Drinking Without Getting Drunk: Active Dry Yeast Breaks Down Alcohol Molecules Before Drug Hits Your Brain
Even those with the highest tolerances for alcohol will admit to a time or two where they had one too many drinks and lost their sense of judgment, causing them to stumble, yell, or even get into an alcohol-induced fight. Although we cannot go back in time and stop ourselves from becoming excessively drunk, we may be able to drink all night without getting drunk. Sam Adams founder and Boston Beer Chairman Jim Koch says he has a trick up his sleeve for not getting drunk: active dry yeast, yogurt, and of course, alcohol.
"You wanna know my secret? How I can drink beer all night long and never get drunk?" Koch told Esquire magazine’s Aaron Goldfarb in an interview. “Active yeast. Like you get at the grocery store.” Koch admitted for years he has swallowed the standard Fleischmann’s dry yeast before he drinks, stirring the substance in with some yogurt to make it more appetizing. Simply one teaspoon per beer right before you start drinking will make you almost invincible to getting drunk, which has kept Koch’s beer consumption in check.
The unusual and unpleasant taste trick has allowed Koch to drink a total of 21,000 beers in his lifetime, according to CNBC’s “Chew and Brew.” Although he is known for consuming a lot of beer, he is also known for his high alcohol tolerance. His secret for staying in control while drinking came from his good friend “Dr. Joe,” also known as the late Joseph Owades, a craft beer legend.
Owades knew about active dry yeast containing an enzyme called alcohol dehydrogenase (ADH), which breaks down alcohol into its constituent parts of carbon, hydrogen, and oxygen — the same thing that happens when the body metabolizes alcohol in its liver. Dr. Joe came to the conclusion that if we have that enzyme in our stomach when we first drink alcohol, it will actively begin to break down before it gets in the bloodstream and our brain.
However, Koch cautions lovers of the bottle, arguing "it will mitigate — not eliminate — but mitigate the effects of alcohol!” The bizarre method does not eliminate the effects of drinking completely, as alcohol affects everyone differently, and it may not prevent someone from feeling drunk. This suggests there is no magic cure for inebriation.

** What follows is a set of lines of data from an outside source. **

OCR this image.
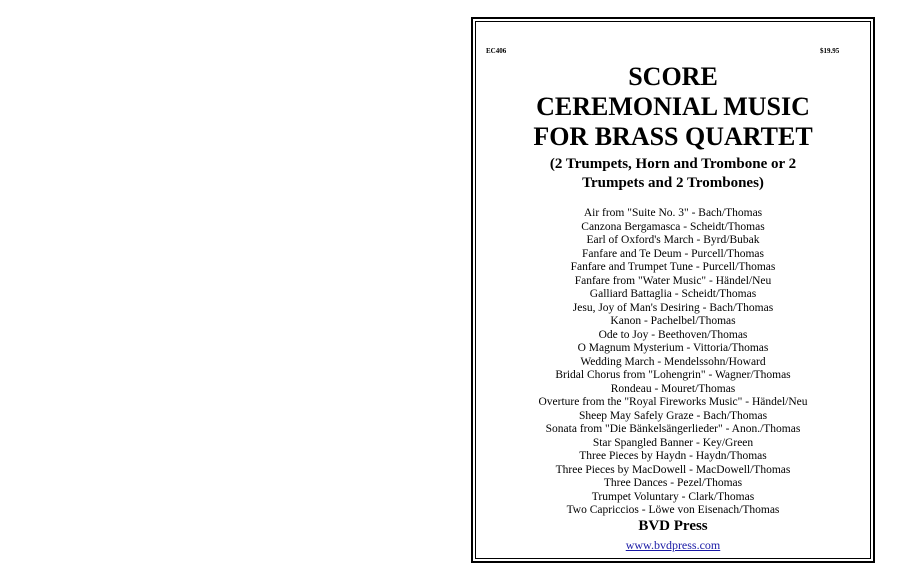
EC406	$19.95

SCORE

CEREMONIAL MUSIC

FOR BRASS QUARTET

(2 Trumpets, Horn and Trombone or 2
Trumpets and 2 Trombones)
Air from "Suite No. 3" - Bach/Thomas
Canzona Bergamasca - Scheidt/Thomas
Earl of Oxford's March - Byrd/Bubak
Fanfare and Te Deum - Purcell/Thomas
Fanfare and Trumpet Tune - Purcell/Thomas
Fanfare from "Water Music" - Händel/Neu
Galliard Battaglia - Scheidt/Thomas
Jesu, Joy of Man's Desiring - Bach/Thomas
Kanon - Pachelbel/Thomas
Ode to Joy - Beethoven/Thomas
O Magnum Mysterium - Vittoria/Thomas
Wedding March - Mendelssohn/Howard
Bridal Chorus from "Lohengrin" - Wagner/Thomas
Rondeau - Mouret/Thomas
Overture from the "Royal Fireworks Music" - Händel/Neu
Sheep May Safely Graze - Bach/Thomas
Sonata from "Die Bänkelsängerlieder" - Anon./Thomas
Star Spangled Banner - Key/Green
Three Pieces by Haydn - Haydn/Thomas
Three Pieces by MacDowell - MacDowell/Thomas
Three Dances - Pezel/Thomas
Trumpet Voluntary - Clark/Thomas
Two Capriccios - Löwe von Eisenach/Thomas
BVD Press
www.bvdpress.com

If Koch’s trick does work, there could be some side effects to the consumption of active dry yeast. When ADH breaks down the alcohol, toxic byproducts are created, which is what causes us to feel a hangover the next morning after heavy drinking. ADH metabolizes alcohol to acetaldehyde — one of the highly toxic byproducts that is known to be a carcinogen — says the National Institute on Alcohol Abuse and Alcoholism, which is then further metabolized down to another, less active byproduct called acetate. This is then broken down into water and carbon dioxide for easy elimination. Consuming yeasts adds extra ADH into the body’s system and could therefore possibly lead to making your hangover worse, even if you stay sober.
While Koch’s claims raises several uncertainties, Goldfarb tried the trick and attested it worked just fine. “The older I get, the more of a lightweight I surely become, but after shoveling down six teaspoons and tilting back six bottles I felt nothing more than a little buzzed,” he wrote in Esquire. “Though I had no tangible ‘proof,’ besides the fact I was still awake, I was pretty sure I wasn’t all that drunk either.”
Whether you’re on the fence if it works or believe it’s scientifically implausible, you can try it at your own risk, but remember to always drink responsibly (with your yeast.)